One of my earliest memories is of the day my father bought a remote control for our television set. Prior to that day *I* had often served as the family's remote control, standing next to the television and turning its clunky plastic dial until my parents had found something to watch. The high-tech electronic device my father had purchased to replace me was a large brown plastic box which sat on the coffee table next to the couch in our living room. It had 17 big plastic buttons, most of which only produced snow, and a cable that ran around the room and into another box on top of the TV. It changed our television watching habits forever. Where previously I would have to plan to sit down in front of the TV in time to watch a show I wanted to see, now I just flopped onto the couch whenever I was bored and mashed buttons until something interesting appeared. Sometimes I mashed buttons for hours.

If you don't think the world has changed much in the last 20 years you haven't been paying attention.

For several decades now the sector of our economy loosely referred to as information technology has been involved in a full frontal assault on the cost of publishing information. Imagine the cost of getting your message out there in the 1950s. Books, magazines, and newspapers required expensive printing presses, music meant phonograph presses and instruments and recording studios, television and radio meant large broadcasting towers. A great deal of money and resources had to be pooled in order to access any of these things, and only content which was likely to make a return on such a large investment could reasonably be produced, that is, presuming you could convince someone with the money to back your publication.

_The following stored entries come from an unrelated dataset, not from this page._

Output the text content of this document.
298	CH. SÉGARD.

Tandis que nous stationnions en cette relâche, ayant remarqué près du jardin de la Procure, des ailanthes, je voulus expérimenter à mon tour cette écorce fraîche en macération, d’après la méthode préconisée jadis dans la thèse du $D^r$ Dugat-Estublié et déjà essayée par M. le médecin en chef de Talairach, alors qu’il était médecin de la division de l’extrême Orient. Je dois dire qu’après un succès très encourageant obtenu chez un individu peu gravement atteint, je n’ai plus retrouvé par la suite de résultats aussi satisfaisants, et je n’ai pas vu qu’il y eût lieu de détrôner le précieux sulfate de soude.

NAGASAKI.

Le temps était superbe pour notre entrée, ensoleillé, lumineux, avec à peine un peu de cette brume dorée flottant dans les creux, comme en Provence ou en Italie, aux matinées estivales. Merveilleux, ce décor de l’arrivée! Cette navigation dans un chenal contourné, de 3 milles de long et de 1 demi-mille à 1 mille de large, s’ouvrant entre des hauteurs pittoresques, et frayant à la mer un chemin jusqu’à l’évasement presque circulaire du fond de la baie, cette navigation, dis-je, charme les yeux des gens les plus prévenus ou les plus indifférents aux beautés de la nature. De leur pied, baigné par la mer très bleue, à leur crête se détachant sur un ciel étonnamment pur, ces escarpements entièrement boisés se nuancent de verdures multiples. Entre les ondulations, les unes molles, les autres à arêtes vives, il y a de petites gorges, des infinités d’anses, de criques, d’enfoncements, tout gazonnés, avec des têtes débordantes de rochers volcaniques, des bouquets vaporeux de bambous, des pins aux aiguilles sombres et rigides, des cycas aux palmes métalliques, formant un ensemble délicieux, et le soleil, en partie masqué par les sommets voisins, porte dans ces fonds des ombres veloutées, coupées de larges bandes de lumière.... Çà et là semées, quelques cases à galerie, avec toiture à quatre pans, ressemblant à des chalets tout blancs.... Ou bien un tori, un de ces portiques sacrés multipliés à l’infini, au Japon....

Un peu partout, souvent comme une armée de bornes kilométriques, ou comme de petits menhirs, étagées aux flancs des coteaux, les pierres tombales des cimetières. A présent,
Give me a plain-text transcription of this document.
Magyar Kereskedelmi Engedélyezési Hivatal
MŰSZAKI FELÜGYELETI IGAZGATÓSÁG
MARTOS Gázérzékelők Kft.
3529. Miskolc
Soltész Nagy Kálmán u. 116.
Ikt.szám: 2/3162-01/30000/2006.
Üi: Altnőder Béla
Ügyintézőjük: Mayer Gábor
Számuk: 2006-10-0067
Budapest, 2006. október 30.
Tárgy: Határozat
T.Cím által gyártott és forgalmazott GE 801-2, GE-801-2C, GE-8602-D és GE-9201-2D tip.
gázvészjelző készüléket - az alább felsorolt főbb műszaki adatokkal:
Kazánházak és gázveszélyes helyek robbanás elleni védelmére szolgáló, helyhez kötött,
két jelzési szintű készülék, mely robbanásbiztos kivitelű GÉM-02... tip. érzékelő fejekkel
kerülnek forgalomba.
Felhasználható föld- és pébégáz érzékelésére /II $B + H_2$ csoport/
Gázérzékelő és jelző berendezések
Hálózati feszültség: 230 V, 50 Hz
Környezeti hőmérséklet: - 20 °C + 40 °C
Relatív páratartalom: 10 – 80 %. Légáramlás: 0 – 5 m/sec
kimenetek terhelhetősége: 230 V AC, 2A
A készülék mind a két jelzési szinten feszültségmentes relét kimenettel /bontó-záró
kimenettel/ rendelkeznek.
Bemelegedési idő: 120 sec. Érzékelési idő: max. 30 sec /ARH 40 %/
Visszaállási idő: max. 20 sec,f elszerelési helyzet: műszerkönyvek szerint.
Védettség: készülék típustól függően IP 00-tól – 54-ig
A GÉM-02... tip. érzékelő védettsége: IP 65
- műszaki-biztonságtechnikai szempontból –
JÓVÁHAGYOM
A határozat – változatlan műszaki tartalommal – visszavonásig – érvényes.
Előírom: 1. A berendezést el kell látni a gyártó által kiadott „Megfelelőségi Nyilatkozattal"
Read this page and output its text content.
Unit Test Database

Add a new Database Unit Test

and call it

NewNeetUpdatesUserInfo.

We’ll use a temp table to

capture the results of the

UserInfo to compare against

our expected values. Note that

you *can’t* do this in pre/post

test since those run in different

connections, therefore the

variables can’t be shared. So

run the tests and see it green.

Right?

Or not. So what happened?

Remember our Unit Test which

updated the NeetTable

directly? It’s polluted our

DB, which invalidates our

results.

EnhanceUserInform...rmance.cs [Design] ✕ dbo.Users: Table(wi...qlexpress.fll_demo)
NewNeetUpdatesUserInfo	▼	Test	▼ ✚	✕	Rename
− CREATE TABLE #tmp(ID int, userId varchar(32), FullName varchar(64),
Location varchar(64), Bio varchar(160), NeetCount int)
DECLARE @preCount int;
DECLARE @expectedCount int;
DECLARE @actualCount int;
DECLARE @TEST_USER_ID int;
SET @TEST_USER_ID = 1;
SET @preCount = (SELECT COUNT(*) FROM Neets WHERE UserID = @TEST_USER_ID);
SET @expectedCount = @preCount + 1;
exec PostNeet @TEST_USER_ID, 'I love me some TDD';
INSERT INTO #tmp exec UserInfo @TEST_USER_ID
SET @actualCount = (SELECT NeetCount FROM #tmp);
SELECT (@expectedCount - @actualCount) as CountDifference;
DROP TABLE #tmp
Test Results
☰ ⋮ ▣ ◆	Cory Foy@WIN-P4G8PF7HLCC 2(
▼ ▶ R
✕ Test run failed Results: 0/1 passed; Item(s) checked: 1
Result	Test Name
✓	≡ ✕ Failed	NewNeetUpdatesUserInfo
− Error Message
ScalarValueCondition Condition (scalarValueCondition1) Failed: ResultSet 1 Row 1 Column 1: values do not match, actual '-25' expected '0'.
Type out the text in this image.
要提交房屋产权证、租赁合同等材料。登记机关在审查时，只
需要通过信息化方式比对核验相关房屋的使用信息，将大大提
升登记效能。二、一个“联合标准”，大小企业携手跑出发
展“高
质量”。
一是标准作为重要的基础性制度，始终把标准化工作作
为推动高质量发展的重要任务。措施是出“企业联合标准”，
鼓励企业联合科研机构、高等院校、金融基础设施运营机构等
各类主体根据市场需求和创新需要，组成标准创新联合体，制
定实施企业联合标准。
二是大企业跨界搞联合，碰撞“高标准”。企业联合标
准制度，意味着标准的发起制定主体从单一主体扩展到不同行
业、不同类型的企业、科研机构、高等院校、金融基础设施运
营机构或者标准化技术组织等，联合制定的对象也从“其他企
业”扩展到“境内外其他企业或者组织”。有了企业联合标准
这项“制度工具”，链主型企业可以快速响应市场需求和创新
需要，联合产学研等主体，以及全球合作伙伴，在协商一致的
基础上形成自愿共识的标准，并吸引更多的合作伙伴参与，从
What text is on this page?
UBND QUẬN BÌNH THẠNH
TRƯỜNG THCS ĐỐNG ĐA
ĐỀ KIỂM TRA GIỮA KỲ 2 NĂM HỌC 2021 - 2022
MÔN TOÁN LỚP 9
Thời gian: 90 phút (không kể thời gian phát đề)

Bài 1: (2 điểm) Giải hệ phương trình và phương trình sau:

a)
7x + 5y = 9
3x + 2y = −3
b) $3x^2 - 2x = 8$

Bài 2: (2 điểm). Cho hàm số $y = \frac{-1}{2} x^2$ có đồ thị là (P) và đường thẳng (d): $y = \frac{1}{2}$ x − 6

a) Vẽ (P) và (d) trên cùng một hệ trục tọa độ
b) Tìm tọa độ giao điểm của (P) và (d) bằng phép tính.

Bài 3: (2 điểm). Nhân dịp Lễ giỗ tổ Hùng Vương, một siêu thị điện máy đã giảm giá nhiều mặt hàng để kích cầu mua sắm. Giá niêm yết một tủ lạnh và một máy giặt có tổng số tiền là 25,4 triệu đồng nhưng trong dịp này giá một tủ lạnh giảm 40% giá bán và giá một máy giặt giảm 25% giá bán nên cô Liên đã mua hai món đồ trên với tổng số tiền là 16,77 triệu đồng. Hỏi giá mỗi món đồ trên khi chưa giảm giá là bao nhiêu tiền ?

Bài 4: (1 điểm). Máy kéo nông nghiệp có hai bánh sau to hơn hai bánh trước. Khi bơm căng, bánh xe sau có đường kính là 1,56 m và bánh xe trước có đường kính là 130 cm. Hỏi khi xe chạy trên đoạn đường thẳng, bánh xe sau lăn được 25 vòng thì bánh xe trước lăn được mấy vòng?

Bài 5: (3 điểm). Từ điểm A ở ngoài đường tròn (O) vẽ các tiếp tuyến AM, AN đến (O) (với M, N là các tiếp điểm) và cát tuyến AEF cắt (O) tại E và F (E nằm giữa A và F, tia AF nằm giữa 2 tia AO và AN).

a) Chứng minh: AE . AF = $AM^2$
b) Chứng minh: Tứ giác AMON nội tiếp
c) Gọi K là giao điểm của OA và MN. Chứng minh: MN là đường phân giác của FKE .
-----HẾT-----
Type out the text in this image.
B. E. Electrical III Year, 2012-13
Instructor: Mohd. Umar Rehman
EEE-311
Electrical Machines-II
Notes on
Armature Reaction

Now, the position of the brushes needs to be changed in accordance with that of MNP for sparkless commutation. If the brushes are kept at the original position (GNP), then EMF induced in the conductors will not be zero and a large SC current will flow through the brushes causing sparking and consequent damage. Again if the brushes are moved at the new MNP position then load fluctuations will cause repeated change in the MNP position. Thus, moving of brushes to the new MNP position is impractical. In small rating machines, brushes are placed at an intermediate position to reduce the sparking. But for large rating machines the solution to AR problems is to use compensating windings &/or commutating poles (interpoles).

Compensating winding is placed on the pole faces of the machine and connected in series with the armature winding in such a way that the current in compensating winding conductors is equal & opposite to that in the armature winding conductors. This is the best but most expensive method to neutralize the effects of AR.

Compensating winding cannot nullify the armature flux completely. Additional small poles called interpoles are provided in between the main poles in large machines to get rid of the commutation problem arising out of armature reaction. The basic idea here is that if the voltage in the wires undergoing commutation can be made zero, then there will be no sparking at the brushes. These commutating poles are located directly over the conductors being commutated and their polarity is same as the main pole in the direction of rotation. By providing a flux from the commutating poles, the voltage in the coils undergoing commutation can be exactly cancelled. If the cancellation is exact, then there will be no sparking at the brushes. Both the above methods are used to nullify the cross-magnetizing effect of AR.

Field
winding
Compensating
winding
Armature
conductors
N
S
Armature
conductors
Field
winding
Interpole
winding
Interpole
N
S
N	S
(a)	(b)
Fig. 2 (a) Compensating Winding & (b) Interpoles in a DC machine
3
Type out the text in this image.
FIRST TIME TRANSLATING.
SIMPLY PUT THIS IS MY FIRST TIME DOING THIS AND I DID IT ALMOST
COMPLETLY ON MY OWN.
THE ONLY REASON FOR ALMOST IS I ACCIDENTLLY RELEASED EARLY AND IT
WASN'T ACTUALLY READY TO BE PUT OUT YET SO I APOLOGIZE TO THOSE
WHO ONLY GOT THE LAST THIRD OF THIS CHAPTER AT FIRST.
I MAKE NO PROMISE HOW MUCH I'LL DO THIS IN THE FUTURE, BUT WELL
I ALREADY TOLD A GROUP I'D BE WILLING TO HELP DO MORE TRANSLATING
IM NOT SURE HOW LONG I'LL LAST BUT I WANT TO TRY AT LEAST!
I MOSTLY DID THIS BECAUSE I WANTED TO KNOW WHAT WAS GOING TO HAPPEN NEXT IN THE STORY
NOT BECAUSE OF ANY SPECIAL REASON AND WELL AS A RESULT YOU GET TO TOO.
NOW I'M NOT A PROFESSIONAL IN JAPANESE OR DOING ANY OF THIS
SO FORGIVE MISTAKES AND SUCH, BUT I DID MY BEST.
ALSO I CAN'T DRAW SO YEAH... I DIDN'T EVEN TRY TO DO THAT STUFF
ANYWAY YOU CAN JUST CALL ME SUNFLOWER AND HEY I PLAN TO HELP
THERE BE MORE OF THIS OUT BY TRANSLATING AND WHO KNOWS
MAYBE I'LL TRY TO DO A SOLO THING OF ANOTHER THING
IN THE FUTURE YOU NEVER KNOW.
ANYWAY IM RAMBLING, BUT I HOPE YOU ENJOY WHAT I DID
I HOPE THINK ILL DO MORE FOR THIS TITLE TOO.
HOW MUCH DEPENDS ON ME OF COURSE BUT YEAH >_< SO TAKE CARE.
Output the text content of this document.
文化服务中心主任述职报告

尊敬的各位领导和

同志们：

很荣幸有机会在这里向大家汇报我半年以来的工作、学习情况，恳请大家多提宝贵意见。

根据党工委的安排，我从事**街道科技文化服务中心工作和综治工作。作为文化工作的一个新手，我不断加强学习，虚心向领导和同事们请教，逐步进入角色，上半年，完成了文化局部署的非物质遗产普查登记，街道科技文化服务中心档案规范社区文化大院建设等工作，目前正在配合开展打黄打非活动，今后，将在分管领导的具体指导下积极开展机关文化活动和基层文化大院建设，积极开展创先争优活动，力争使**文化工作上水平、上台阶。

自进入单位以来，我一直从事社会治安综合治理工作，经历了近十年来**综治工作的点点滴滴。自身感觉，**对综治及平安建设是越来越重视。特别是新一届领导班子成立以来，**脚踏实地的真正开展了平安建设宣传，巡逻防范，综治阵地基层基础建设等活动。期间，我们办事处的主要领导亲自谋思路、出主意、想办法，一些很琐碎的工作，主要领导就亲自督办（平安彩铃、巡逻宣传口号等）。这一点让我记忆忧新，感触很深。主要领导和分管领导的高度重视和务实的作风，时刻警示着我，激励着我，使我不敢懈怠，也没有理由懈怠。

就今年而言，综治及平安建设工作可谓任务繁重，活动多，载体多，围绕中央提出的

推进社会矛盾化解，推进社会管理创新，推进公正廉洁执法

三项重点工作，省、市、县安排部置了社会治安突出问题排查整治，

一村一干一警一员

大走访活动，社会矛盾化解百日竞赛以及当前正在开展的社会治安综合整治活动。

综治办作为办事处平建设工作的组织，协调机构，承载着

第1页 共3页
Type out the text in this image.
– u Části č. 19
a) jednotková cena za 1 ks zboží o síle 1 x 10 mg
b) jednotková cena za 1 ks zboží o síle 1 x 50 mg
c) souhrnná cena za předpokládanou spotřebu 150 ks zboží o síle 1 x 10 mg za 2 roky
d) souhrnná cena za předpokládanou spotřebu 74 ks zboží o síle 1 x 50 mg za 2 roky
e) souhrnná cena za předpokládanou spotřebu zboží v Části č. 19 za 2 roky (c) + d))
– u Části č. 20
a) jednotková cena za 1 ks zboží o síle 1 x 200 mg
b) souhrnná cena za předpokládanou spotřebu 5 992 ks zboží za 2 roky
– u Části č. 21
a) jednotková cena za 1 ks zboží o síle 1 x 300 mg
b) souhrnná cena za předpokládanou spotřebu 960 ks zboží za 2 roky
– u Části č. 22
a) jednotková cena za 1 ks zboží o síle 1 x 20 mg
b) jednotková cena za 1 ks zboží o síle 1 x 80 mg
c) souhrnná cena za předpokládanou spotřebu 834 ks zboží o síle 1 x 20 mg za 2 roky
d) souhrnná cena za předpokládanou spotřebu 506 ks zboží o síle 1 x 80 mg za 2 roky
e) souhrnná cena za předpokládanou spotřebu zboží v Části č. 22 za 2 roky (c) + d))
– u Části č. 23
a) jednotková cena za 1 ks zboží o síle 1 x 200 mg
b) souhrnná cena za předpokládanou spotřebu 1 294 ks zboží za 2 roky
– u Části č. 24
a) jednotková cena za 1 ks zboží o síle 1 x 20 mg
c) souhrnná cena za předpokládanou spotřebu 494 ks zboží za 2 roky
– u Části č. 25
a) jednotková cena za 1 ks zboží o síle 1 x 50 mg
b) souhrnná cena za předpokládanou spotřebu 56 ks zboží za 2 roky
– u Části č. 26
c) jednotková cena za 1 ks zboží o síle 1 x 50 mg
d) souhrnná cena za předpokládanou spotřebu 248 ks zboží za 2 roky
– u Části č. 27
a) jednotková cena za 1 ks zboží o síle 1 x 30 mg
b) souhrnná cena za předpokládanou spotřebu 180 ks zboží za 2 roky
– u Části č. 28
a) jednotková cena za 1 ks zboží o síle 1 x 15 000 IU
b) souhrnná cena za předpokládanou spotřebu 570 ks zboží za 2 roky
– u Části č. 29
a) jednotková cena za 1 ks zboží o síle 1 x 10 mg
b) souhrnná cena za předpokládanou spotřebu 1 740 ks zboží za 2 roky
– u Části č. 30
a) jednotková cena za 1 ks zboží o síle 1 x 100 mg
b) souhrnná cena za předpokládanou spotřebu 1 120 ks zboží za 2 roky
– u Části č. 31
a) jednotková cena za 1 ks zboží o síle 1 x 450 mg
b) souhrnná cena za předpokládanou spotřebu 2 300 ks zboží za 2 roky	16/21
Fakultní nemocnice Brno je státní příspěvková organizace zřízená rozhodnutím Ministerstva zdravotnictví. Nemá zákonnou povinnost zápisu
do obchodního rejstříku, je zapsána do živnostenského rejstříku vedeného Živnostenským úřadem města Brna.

Garage band rock and roll was one of the earliest breaks from this system, as cheap electronic instruments allowed people with little training and less money to make music, and commonplace electromagnetic tape players gave those bands an easy way to record and distribute their songs. Cheap video cameras and VCRs did the same thing for television. Microprocessors gave birth to cheap office photocopiers, which allowed anyone to publish a small zine or niche magazine. Digital instruments and production systems arrived, reducing the cost of making, producing, and distributing music and video further still. And of course, the personal computer and the Internet now put the ability to reach a worldwide audience via web pages and file sharing services well within the reach of most consumers.

The result of all this innovation? A deluge of information.

I'm swamped. I have a satellite television with something on the order of 1000 channels. I have at least three magazines coming in every day, which get thrown onto a growing stack on my bedroom floor. I have an email inbox with several hundred unread messages. I have access over the Internet to literally 4 terabytes of webpages and bulletin boards and the amount of information is growing every day. The store on the corner carries daily newspapers from major cities all over the world, beamed through space to local printers. The bookstore is now several stories tall, with an entire room devoted to magazines of every variety you can imagine. The local record store is also several times larger then it used to be and it carries CDs that are several times smaller then the records one used to buy there. And it is going to keep going! If CDs and Books don't get smaller I imagine that in 100 years half the city will need to be torn up in order to house a reasonable selection.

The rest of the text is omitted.